In each larger ring put the next closest people. Parents and children before more distant relatives. Intimate friends in smaller rings, less intimate friends in larger ones. When you are done you have a Kvetching Order. 
The person in the center ring can say anything she wants to anyone, anywhere. She can kvetch and complain and whine and moan and curse the heavens and say, "Life is unfair" and "Why me?" That's the one payoff for being in the center ring. 
Everyone else can say those things too, but only to people in larger rings.
Comfort IN; Dump OUT
I liked most this idea….

It was extremely helpful for me (and a few family members who have also tried it) to draw my circles of support; another reminder that this is not a solo journey. It helped me to see how loved I am to be surrounded by so many people that care for me and Rob and the Sparkles. It reminded me it was ok to be in the center and that there will be feelings that of mine alone.
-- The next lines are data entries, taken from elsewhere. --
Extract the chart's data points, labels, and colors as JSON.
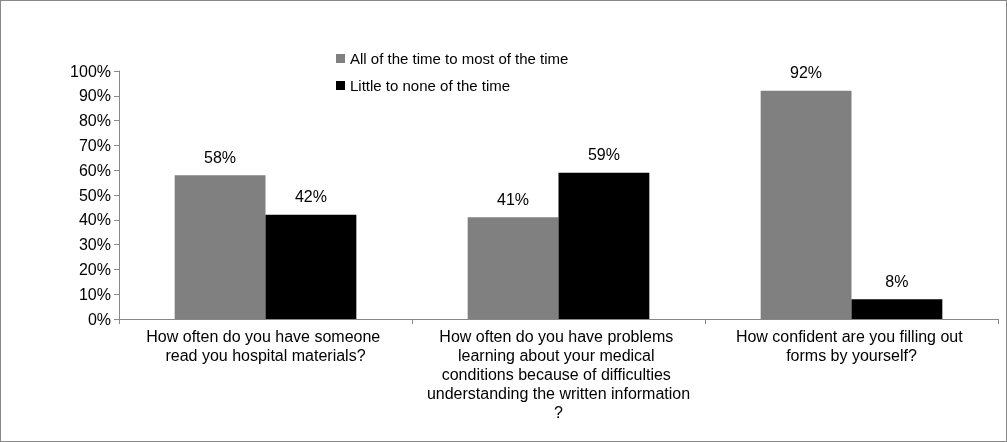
{
  "chart_data": {
    "type": "bar",
    "categories": [
      "How often do you have someone read you hospital materials?",
      "How often do you have problems learning about your medical conditions because of difficulties understanding the written information?",
      "How confident are you filling out forms by yourself?"
    ],
    "series": [
      {
        "name": "All of the time to most of the time",
        "color": "#808080",
        "values": [
          58,
          41,
          92
        ],
        "value_labels": [
          "58%",
          "41%",
          "92%"
        ]
      },
      {
        "name": "Little to none of the time",
        "color": "#000000",
        "values": [
          42,
          59,
          8
        ],
        "value_labels": [
          "42%",
          "59%",
          "8%"
        ]
      }
    ],
    "ylim": [
      0,
      100
    ],
    "yticks": [
      {
        "value": 0,
        "label": "0%"
      },
      {
        "value": 10,
        "label": "10%"
      },
      {
        "value": 20,
        "label": "20%"
      },
      {
        "value": 30,
        "label": "30%"
      },
      {
        "value": 40,
        "label": "40%"
      },
      {
        "value": 50,
        "label": "50%"
      },
      {
        "value": 60,
        "label": "60%"
      },
      {
        "value": 70,
        "label": "70%"
      },
      {
        "value": 80,
        "label": "80%"
      },
      {
        "value": 90,
        "label": "90%"
      },
      {
        "value": 100,
        "label": "100%"
      }
    ],
    "grid": false,
    "legend": "top"
  }
}
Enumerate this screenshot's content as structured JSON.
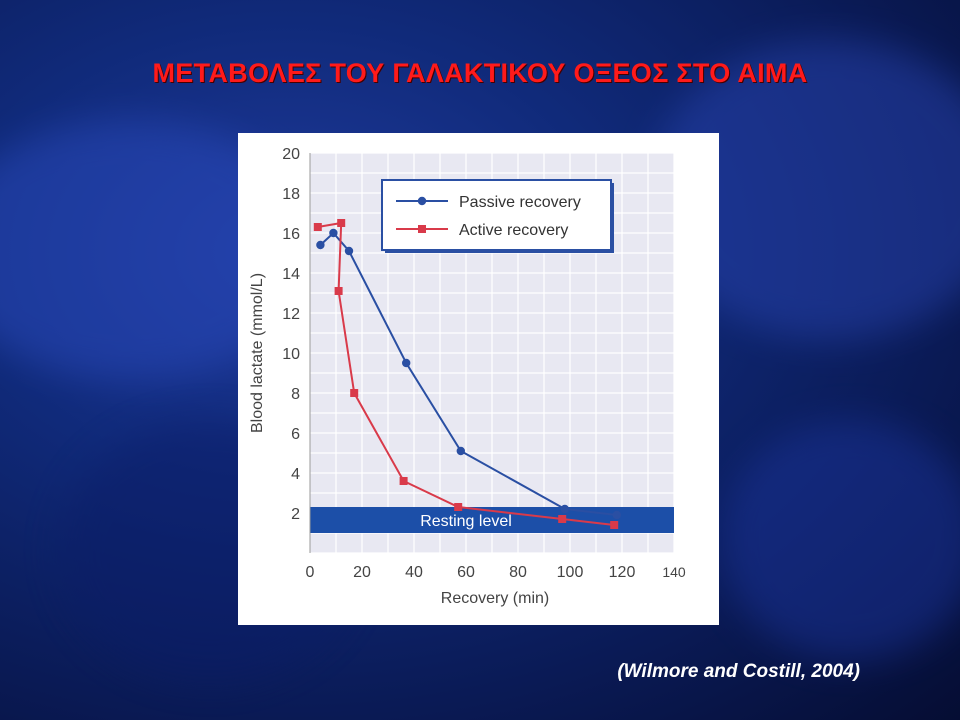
{
  "slide": {
    "title": "ΜΕΤΑΒΟΛΕΣ  ΤΟΥ ΓΑΛΑΚΤΙΚΟΥ ΟΞΕΟΣ ΣΤΟ ΑΙΜΑ",
    "title_color": "#ff1a1a",
    "citation": "(Wilmore and Costill, 2004)"
  },
  "chart_data": {
    "type": "line",
    "xlabel": "Recovery (min)",
    "ylabel": "Blood lactate (mmol/L)",
    "xlim": [
      0,
      140
    ],
    "ylim": [
      0,
      20
    ],
    "xticks": [
      0,
      20,
      40,
      60,
      80,
      100,
      120,
      140
    ],
    "yticks": [
      2,
      4,
      6,
      8,
      10,
      12,
      14,
      16,
      18,
      20
    ],
    "grid": true,
    "legend_position": "top-right",
    "series": [
      {
        "name": "Passive recovery",
        "color": "#2a4fa3",
        "marker": "circle",
        "x": [
          4,
          9,
          15,
          37,
          58,
          98,
          118
        ],
        "y": [
          15.4,
          16.0,
          15.1,
          9.5,
          5.1,
          2.2,
          1.9
        ]
      },
      {
        "name": "Active recovery",
        "color": "#d93a4a",
        "marker": "square",
        "x": [
          3,
          12,
          11,
          17,
          36,
          57,
          97,
          117
        ],
        "y": [
          16.3,
          16.5,
          13.1,
          8.0,
          3.6,
          2.3,
          1.7,
          1.4
        ]
      }
    ],
    "annotation": {
      "label": "Resting level",
      "y_range": [
        1,
        2.3
      ],
      "color": "#1c4fa8"
    }
  }
}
I liked the freedom to not have to carry everyone during this journey- caring and love them, making sure they were handling everything ok and trying to be Brave all the time.


And while I understand the idea of dumping out (i.e. not adding more to the center ring or rings), I would challenge others to Dump Up: lift your concerns to God in prayer, He can handle it. That when we speak out to the other circles, it is to seek encouragement to press on.